Tuesday, February 25, 2014

Inter-rater reliability and Many-Facet Rasch Measurement

I just finished reading the book entitled "Introduction to Many-Facet Rasch Measurement" by Thomas Eckes. In this book, Mr. Thomas Eckes argues that the classical approach to inter-rater reliability that consists of training the raters and measuring their extent of agreement until they reach an acceptable level does not really work.  It is because no matter how much training the raters received, they will still not be interchangeable. A residual intrinsic disagreement will remain among the raters, some of them being more stringent than others in their approach to rating.

The solution that Mr. Eckes proposes is to develop statistical models that describe the different facets of the inter-rater reliability experiment, such as the rater facet, the subject facet and possibly other facets.  These statistical models will then be used to make some adjustments to the ratings so that the subjects supposed to be humans can get a fair test.  This adjustment will supposedly not penalize the subjects who were unlucky enough to be rated by the more severe raters.

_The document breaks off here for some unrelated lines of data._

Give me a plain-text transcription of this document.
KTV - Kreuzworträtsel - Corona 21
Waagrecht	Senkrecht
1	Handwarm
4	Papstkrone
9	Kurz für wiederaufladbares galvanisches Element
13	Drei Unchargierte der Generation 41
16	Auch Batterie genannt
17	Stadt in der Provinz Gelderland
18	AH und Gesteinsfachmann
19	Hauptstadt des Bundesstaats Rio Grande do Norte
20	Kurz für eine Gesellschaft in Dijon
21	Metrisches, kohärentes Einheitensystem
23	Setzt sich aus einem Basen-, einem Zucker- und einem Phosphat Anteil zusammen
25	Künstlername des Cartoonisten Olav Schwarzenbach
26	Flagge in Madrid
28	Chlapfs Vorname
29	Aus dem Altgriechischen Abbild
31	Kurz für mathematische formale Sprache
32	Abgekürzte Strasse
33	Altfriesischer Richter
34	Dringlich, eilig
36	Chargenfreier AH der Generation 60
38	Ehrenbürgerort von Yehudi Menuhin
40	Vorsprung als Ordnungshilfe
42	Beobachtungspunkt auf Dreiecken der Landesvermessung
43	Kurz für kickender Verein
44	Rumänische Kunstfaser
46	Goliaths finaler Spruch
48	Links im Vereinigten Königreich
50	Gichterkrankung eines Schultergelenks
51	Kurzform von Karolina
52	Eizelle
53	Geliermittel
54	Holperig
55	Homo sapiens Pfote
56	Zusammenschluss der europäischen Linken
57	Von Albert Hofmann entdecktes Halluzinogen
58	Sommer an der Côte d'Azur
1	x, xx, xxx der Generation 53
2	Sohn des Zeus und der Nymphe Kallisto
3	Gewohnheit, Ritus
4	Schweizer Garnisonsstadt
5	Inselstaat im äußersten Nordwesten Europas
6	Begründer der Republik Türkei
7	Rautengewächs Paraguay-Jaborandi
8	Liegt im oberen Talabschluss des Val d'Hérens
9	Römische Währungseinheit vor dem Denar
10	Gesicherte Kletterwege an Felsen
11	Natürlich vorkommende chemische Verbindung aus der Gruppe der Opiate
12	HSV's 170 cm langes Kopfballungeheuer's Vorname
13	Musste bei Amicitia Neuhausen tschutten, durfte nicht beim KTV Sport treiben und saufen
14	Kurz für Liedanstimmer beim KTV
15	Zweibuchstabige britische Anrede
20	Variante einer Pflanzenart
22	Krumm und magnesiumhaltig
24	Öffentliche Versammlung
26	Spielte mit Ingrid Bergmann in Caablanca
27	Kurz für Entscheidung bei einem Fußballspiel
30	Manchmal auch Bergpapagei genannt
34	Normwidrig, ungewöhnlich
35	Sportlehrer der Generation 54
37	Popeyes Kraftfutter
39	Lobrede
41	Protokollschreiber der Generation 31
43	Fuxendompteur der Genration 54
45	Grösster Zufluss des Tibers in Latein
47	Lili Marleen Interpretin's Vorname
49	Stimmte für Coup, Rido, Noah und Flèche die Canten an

I must say I did like this book very much in the way the author describes the different issues associated with an inter-rater reliability experiment.  The presentation of these issues by the author is very instructive and is done with considerable clarity.  That alone justifies the investment in time and money one can make on this book.  However, I have always been somehow skeptical about the use of theoretical statistical models for the purpose of making important practical decisions, especially decisions involving human subjects.  As a matter of fact, even if the raters introduce some bias in the ratings, two statisticians will probably not recommend the same statistical models either.  Using these models to adjust the ratings may only be adding the statistician bias that could compound with the rater bias to produce an outcome that can hardly be seen as more reliable. The statistical models can always help the researcher gain more insight into a reality with powerful modelling tools, but cannot and should not be seen as an expression of that reality.   Nevertheless, this book is remarkably well written, and should certainly be useful to anyone interested in the topic of inter-rater reliability.    

[1] Eckes, Thomas. (2011). Introduction to Many-Facet Rasch Measurement. Peter Lang, ISBN: 978-3-631-61350-4.